Maîtres du désordre – musée du quai Branly
Présentation de Stéphane Martin, président du musée du quai Branly
« Cette exposition, première du genre au musée du quai Branly, est en effet née de la rencontre avec un homme brillant et atypique, Jean de Loisy, érudit historien de l’art, commissaire renommé d’expositions qui ont fait date, comme Traces du sacré au Centre Georges Pompidou (2008), ou La Beauté à Avignon (2000). C’est à lui que l’on doit le récent Léviathan de l’artiste indien Anish Kapoor, à l’occasion de Monumenta au Grand Palais (2011).

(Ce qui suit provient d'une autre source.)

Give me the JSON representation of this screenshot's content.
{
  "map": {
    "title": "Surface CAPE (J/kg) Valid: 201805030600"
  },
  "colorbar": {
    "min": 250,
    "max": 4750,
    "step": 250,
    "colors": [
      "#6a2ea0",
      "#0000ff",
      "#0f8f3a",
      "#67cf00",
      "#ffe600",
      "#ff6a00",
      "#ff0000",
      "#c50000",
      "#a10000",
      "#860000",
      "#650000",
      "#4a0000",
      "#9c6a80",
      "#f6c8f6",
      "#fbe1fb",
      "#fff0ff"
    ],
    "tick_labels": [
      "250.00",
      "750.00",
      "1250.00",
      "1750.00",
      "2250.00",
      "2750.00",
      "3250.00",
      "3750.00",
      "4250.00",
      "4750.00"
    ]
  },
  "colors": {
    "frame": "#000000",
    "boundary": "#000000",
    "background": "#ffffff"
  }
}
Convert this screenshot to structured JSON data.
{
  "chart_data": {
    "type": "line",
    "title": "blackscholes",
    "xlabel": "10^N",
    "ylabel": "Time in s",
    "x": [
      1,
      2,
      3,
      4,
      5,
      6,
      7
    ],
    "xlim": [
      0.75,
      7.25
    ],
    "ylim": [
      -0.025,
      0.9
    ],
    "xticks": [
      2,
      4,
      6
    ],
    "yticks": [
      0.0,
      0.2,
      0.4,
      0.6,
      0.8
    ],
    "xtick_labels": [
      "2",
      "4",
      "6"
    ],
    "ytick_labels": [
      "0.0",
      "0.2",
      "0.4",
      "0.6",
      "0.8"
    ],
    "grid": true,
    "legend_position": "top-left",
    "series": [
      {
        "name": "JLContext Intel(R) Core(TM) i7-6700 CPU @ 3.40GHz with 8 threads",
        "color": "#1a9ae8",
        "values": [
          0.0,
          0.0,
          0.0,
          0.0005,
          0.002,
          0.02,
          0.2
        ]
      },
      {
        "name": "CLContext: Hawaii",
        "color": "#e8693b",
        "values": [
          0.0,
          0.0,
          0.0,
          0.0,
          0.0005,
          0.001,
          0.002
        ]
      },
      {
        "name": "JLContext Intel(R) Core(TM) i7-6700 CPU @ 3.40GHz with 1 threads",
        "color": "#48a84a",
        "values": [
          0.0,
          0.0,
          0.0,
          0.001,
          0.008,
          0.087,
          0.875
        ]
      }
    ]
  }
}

Jean de Loisy a depuis été nommé président du Palais de Tokyo, et je me réjouis qu’il soit devenu l’un des éminents voisins du musée du quai Branly sur la colline de Chaillot.
Pour ces Maîtres du désordre, projet qu’il définit lui-même comme “inhabituellement subjectif”, Jean de Loisy a fait le choix original de faire dialoguer chamanisme et art contemporain, abordant ainsi la question par un chemin inattendu. Il donne la parole à une vingtaine d’artistes contemporains de renommée internationale, qui ont réalisé des installations sur la question du désordre. Aux côtés de plus de trois cents objets ethnologiques représentant ou participant des pratiques chamaniques, les oeuvres contemporaines choisies témoignent d’une résonnance des questions ancestrales que posaient ou posent encore les chamanes. Ces artistes rendent lisibles, dans un langage contemporain, des thèmes constitutifs de la conscience humaine. Ils font ressurgir des signes et des comportements dont nous pensions être affranchis. »
Propos de Jean de Loisy, commissaire de l’exposition
« L’Occident désenchanté fut confronté presque simultanément à l’éloignement des dieux anciens, à l’affaiblissement de l’irrationnel et à la découverte des arts primordiaux. Amputé en deux cents ans d’une conception du monde qui le régissait depuis le temps des cavernes, l’art moderne naissant, encore accompagné en ses débuts par les sorcières de Goya, les formes primordiales de Redon et les masques d’Ensor, se détourne d’abord, puis retrouve, capte à nouveau les intuitions et le sens des mythes de sociétés parfois révolues. Si, de l’aube du XXe siècle à aujourd’hui, l’intérêt des artistes pour les arts dits “premiers” ne s’est jamais démenti, de l’expressionnisme allemand à Joseph Beuys, de Picasso à Barnett Newman, de Pollock à Cameron Jamie, on a eu tort de n’y voir qu’un enrichissement de l’histoire des formes.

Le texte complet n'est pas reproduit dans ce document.